Instead of supplying the grouping to mSWEEP through the -i argument, it is possible to encode the grouping in the Themisto index. This is useful when performing hierarchical analyses with mSWEEP, where reads are first assigned to a species and then to some within-species groups.
Using a colored index results in a degenerated likelihood function in mSWEEP, which typically results in some false positives results. These are easily filtered out if a further within-species step is applied.
Embedding the grouping to the Themisto index results in effectively treating any pseudoalignment in the group as if the read aligned to all sequences in the group. This approach will produce different results than the treating each sequence separately, but vastly reduces the RAM, CPU, and disk space requirements for running Themisto and mSWEEP.
The commands below assume you are using the example dataset from the example use case
Create a list containing paths to the input assemblies
ls -d $(pwd)"/assemblies/"*.fasta.gz > input_sequences.txt
Concatenate the input assemblies according to their group assignments in the clustering.txt file
i=1
while read line; do
group=$(sed -n "$i p" clustering.txt)
gunzip -c $line >> $group"_concatenated.fasta"
i=$((i + 1))
done < input_sequences.txt
Create a list of the concatenated files to use as input for themisto build
ls -d $(pwd)"/"*"_concatenated.fasta" > input_multifastas.txt
Build the colored index with Themisto
mkdir tmp
themisto build -k 31 -o colored_index --temp-dir tmp -t 2 --mem-gigas 4 -i input_multifastas.txt
this will create a colored index with 4 pseudoalignment targets.

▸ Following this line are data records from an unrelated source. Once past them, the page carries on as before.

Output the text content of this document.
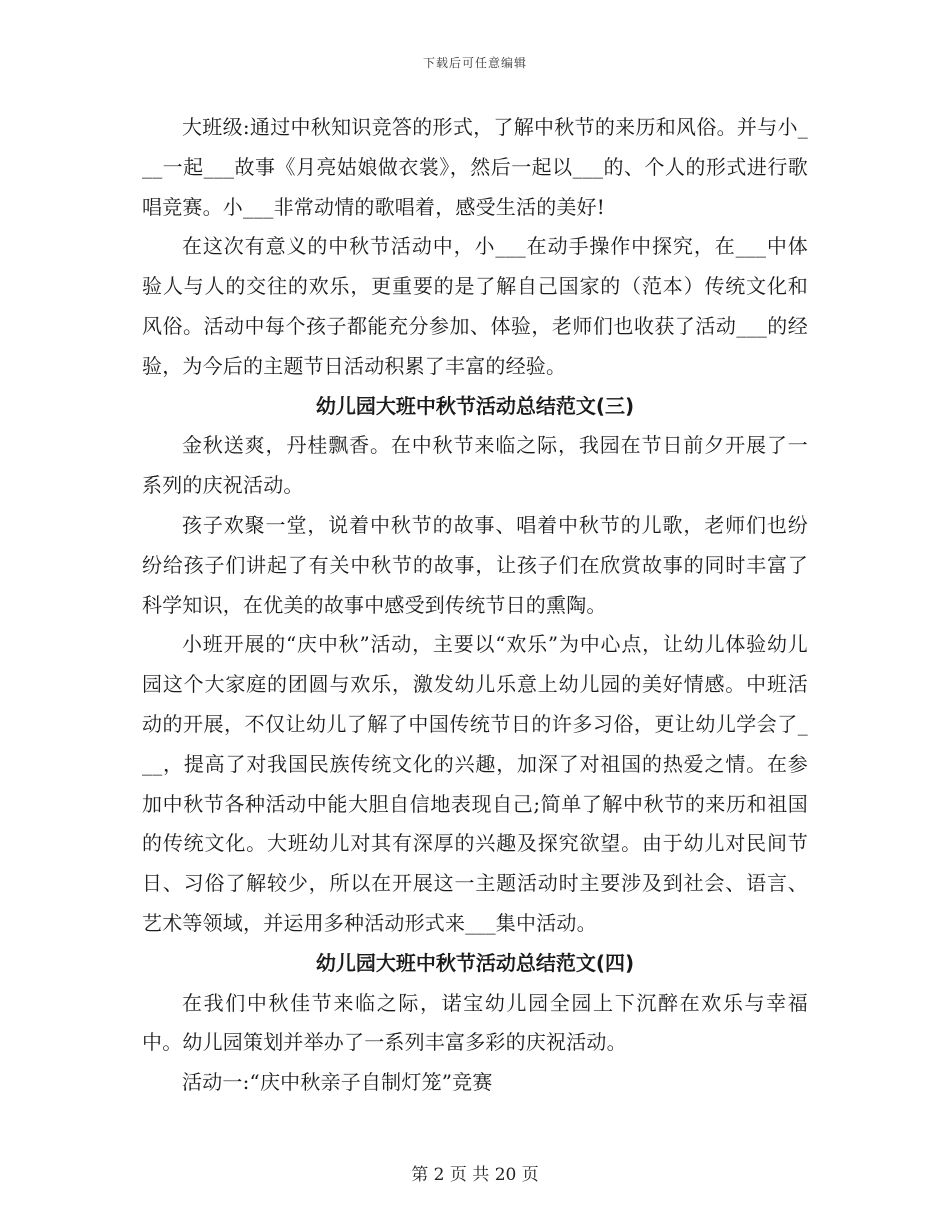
下载后可任意编辑

大班级:通过中秋知识竞答的形式，了解中秋节的来历和风俗。并与小___一起___故事《月亮姑娘做衣裳》，然后一起以___的、个人的形式进行歌唱竞赛。小___非常动情的歌唱着，感受生活的美好!

在这次有意义的中秋节活动中，小___在动手操作中探究，在___中体验人与人的交往的欢乐，更重要的是了解自己国家的（范本）传统文化和风俗。活动中每个孩子都能充分参加、体验，老师们也收获了活动___的经验，为今后的主题节日活动积累了丰富的经验。

幼儿园大班中秋节活动总结范文(三)

金秋送爽，丹桂飘香。在中秋节来临之际，我园在节日前夕开展了一系列的庆祝活动。

孩子欢聚一堂，说着中秋节的故事、唱着中秋节的儿歌，老师们也纷纷给孩子们讲起了有关中秋节的故事，让孩子们在欣赏故事的同时丰富了科学知识，在优美的故事中感受到传统节日的熏陶。

小班开展的“庆中秋”活动，主要以“欢乐”为中心点，让幼儿体验幼儿园这个大家庭的团圆与欢乐，激发幼儿乐意上幼儿园的美好情感。中班活动的开展，不仅让幼儿了解了中国传统节日的许多习俗，更让幼儿学会了___，提高了对我国民族传统文化的兴趣，加深了对祖国的热爱之情。在参加中秋节各种活动中能大胆自信地表现自己;简单了解中秋节的来历和祖国的传统文化。大班幼儿对其有深厚的兴趣及探究欲望。由于幼儿对民间节日、习俗了解较少，所以在开展这一主题活动时主要涉及到社会、语言、艺术等领域，并运用多种活动形式来___集中活动。

幼儿园大班中秋节活动总结范文(四)

在我们中秋佳节来临之际，诺宝幼儿园全园上下沉醉在欢乐与幸福中。幼儿园策划并举办了一系列丰富多彩的庆祝活动。

活动一:“庆中秋亲子自制灯笼”竞赛

第 2 页 共 20 页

Pseudoalign reads against the colored index with
themisto pseudoalign -q 215_1.fastq.gz -i colored_index --temp-dir tmp -t 2 > 215_1.txt
Extract cluster indicators from the input_multifastas.txt file with awk
awk '!seen[$0]++' clustering.txt > unique_clusters.txt
sed 's/^.*\///g' input_multifastas.txt | sed 's/_concatenated[.]fasta$//g' > colored_clustering.txt
Run mSWEEP and bin reads for the subsequent within-species step
mSWEEP --themisto 215_1.txt -i colored_clustering.txt --bin-reads
mSWEEP can be used to produce confidence intervals for the abundance estimates by bootstrapping the pseudoalignment counts and rerunning the abundance estimation a number of times. This can be done automatically by adding the '--iters' option to running mSWEEP:
mSWEEP --themisto-1 215_1.txt --themisto-2 215_2.txt -i clustering.txt -t 2 -o 215 --iters 100
The bootstrapped abundance estimates will be appended to the output file '215_abundances.txt' as new columns and can be used to calculate confidence intervals for each of the abundance estimates.
Bootstrapping in mSWEEP by default resamples from all input pseudoalignments. If
you wish to resample fewer pseudoalignments, supply the
--bootstrap-count <positive integer> option with the number of resamples to perform
mSWEEP --themisto-1 215_1.txt --themisto-2 215_2.txt -i clustering.txt -t 2 -o 215 --iters 100 --bootstrap-count 1000
This will result in wider confidence intervals because the bootstrap iterations have less data available to them.
It is also possible to set the initial random seed with the --seed <positive integer> option, which enables replicating the bootstrap
results across multiple runs.